Once started, there’s no stopping Beverly, and by the time she’s arrested and charged with murder, she has killed six people. Firing her attorney for entering an insanity plea, media favorite Beverly argues her case herself and emerges as a feminist heroine who will be played in the TV movie by Suzanne Somers.
Waters’ trademark social mockery, campy humor and celebration of the tawdry are all in ample evidence. After an excursion into more benign, PG and PG-13 territory for his last two efforts, “Hairspray” and “Cry-Baby,” it’s good to see him back where his sick humor and taste for raunch have more room to roam.
But the problem is not only the wispy, clothesline plot that has no more complexity than a series of blackout sketches. Waters’ recent, bigger-budget films don’t seem subversive in the way that his bargain-basement indies did, because the object of their loving derision is a 1950s white-bread America, derived mostly from television, that has already been parodied to death and seems at too much of a remove from anything vital or on-the-line. With David Lynch having plumbed this territory in more insidious and disturbing ways in “Blue Velvet” and “Twin Peaks,” it’s tough to shake audiences up with any new revelations about nice families of four in homes with two-car garages.

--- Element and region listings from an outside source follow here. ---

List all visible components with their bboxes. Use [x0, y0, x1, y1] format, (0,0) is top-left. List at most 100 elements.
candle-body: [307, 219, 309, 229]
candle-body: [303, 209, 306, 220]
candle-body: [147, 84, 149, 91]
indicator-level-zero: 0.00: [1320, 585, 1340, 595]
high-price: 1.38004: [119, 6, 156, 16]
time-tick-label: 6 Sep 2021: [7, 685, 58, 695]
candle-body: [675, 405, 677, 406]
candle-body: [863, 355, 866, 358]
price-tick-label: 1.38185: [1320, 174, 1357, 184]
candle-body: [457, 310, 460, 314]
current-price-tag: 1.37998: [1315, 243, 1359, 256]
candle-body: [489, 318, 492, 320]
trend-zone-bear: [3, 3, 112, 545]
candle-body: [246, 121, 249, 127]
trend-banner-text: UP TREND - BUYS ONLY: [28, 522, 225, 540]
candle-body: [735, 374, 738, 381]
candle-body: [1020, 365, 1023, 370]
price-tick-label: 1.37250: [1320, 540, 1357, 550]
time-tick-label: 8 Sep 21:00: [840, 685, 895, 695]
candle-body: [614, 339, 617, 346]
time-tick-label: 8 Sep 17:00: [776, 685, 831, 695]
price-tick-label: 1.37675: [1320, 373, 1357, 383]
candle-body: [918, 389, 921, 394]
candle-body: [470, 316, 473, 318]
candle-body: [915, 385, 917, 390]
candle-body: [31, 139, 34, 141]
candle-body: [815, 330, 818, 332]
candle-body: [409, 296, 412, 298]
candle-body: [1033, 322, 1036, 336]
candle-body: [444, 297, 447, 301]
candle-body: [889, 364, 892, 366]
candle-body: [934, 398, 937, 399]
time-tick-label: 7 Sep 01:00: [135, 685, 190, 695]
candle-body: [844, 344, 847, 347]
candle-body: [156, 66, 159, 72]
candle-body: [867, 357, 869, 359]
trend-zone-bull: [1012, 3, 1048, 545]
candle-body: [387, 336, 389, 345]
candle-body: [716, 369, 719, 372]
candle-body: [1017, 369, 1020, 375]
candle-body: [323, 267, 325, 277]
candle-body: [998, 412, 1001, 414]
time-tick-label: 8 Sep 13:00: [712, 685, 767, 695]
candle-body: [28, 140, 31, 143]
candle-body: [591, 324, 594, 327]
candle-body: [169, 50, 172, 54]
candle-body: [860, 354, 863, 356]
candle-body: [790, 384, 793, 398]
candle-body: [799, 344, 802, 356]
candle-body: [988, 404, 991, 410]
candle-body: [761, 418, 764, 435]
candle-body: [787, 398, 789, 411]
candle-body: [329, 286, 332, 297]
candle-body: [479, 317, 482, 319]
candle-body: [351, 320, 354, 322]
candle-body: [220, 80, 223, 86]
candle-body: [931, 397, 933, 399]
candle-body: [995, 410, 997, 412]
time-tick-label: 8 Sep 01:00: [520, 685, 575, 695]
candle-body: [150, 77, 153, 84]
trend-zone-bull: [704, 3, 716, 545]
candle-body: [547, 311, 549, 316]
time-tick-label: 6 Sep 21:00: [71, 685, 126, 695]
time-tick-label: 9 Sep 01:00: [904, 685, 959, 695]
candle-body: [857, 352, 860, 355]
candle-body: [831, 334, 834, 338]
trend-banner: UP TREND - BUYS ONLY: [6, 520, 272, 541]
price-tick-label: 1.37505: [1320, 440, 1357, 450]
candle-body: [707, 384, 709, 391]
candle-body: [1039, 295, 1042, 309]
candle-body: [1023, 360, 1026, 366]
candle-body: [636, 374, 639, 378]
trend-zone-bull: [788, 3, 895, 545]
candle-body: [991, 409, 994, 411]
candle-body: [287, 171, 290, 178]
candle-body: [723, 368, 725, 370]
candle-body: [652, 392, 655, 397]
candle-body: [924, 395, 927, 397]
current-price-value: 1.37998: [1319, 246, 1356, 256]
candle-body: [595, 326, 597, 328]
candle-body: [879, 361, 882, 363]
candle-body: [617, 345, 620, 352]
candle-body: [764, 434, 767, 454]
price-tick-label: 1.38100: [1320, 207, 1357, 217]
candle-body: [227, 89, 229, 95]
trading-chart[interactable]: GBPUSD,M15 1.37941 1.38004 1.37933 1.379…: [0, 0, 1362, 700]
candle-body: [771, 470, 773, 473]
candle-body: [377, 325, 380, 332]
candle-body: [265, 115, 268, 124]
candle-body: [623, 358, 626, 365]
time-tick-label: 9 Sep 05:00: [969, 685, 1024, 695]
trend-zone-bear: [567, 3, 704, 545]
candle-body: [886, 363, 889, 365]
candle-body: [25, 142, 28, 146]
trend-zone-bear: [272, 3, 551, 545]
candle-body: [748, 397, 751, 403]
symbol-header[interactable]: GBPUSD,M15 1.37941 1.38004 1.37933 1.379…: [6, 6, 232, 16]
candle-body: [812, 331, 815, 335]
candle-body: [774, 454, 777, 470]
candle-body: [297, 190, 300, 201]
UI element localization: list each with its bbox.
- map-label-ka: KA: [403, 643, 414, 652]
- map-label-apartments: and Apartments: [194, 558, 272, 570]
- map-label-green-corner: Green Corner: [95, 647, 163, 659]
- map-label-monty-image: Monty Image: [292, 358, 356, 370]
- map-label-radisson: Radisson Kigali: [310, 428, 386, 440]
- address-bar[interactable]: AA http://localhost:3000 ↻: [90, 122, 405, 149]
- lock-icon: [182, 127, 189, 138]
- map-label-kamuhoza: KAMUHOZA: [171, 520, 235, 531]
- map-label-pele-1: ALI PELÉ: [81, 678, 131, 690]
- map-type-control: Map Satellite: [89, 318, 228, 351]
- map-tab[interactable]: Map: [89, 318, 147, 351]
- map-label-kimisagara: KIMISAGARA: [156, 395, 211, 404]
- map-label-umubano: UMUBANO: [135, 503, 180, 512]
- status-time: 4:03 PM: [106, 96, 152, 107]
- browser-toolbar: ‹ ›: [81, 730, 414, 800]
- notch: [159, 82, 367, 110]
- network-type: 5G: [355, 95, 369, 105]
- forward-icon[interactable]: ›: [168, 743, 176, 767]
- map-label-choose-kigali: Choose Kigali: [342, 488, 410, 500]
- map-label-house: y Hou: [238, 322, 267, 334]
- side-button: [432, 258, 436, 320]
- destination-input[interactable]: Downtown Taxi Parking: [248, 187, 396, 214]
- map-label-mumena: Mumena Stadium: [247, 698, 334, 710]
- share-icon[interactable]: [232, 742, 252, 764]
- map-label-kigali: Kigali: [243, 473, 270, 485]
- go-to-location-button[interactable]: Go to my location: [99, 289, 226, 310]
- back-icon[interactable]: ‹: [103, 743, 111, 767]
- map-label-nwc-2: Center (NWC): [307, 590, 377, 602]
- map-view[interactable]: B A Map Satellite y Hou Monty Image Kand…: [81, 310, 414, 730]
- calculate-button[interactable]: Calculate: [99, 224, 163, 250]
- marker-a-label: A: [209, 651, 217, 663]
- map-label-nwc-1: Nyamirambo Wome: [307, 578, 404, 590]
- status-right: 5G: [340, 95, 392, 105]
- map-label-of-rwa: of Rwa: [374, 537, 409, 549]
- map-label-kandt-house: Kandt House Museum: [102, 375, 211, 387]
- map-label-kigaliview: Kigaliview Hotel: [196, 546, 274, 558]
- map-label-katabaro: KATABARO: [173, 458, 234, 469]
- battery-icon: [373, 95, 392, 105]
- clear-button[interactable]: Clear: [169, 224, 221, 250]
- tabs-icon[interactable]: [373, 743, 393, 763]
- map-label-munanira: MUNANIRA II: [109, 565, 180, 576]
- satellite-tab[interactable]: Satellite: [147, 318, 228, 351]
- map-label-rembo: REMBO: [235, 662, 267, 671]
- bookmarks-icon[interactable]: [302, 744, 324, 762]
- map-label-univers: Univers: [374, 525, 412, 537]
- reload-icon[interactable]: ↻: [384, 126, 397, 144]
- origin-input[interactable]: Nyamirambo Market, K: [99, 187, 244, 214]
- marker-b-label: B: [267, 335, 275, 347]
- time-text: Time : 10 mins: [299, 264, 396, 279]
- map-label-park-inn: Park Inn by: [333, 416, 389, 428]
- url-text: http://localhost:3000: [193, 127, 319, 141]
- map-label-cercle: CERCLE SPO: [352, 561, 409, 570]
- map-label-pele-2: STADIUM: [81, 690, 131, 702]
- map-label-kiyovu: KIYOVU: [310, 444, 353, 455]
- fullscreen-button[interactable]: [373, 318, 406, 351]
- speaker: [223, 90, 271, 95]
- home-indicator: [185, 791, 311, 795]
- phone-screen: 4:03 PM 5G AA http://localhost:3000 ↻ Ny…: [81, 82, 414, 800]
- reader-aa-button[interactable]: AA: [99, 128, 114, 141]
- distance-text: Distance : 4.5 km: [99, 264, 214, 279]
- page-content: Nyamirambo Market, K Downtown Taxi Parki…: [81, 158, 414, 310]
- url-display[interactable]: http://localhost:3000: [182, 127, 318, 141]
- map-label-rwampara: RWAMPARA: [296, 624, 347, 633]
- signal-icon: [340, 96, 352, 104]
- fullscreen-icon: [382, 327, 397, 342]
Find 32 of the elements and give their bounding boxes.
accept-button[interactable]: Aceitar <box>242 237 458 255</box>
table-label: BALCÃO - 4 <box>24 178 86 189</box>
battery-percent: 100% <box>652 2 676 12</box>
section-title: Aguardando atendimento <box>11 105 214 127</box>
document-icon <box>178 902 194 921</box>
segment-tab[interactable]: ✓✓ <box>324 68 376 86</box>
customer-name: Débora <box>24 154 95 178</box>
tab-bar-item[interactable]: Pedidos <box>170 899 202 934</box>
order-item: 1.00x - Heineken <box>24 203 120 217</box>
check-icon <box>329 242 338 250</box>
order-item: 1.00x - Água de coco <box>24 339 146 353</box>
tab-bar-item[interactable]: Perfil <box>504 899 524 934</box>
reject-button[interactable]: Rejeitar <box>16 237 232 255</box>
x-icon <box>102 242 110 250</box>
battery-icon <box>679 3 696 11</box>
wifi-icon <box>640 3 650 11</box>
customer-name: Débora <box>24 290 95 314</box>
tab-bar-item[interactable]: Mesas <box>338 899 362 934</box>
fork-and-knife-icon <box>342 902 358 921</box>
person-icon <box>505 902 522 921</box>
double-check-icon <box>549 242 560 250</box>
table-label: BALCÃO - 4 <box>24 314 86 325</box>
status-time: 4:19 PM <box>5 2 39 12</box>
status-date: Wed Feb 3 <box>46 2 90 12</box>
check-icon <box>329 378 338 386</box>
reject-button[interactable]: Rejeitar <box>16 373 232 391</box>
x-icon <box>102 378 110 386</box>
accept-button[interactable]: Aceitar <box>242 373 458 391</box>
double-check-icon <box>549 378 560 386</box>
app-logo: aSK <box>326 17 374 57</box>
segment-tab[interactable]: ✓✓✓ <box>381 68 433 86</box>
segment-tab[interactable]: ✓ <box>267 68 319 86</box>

Waters’ distinctive humor could also be better amplified and sustained if it were goosed up by more stylized visuals; the decor is right, but if the lensing and technique were as audacious and cockeyed as the ideas and jokes, the material would be socked over more impressively.
At one with Waters’ charming bad-boy spirit, Turner turns in a game, rambunctious star performance that hits the right note between satire and seriousness and gives the film such weight and grit that it has. With little to do, Waterston fits less effectively into the Waters universe, while Lake and Lillard as the kids progress from amazement to genuine enthusiasm for their mom’s newfound fame.
Supporting cast is peppered with the usual assortment of Waters-world notables, including Mink Stole, Traci Lords and Patricia Hearst. Basil Poledouris’ flavorful score no doubt deliberately contains numerous echoes of Bernard Herrmann.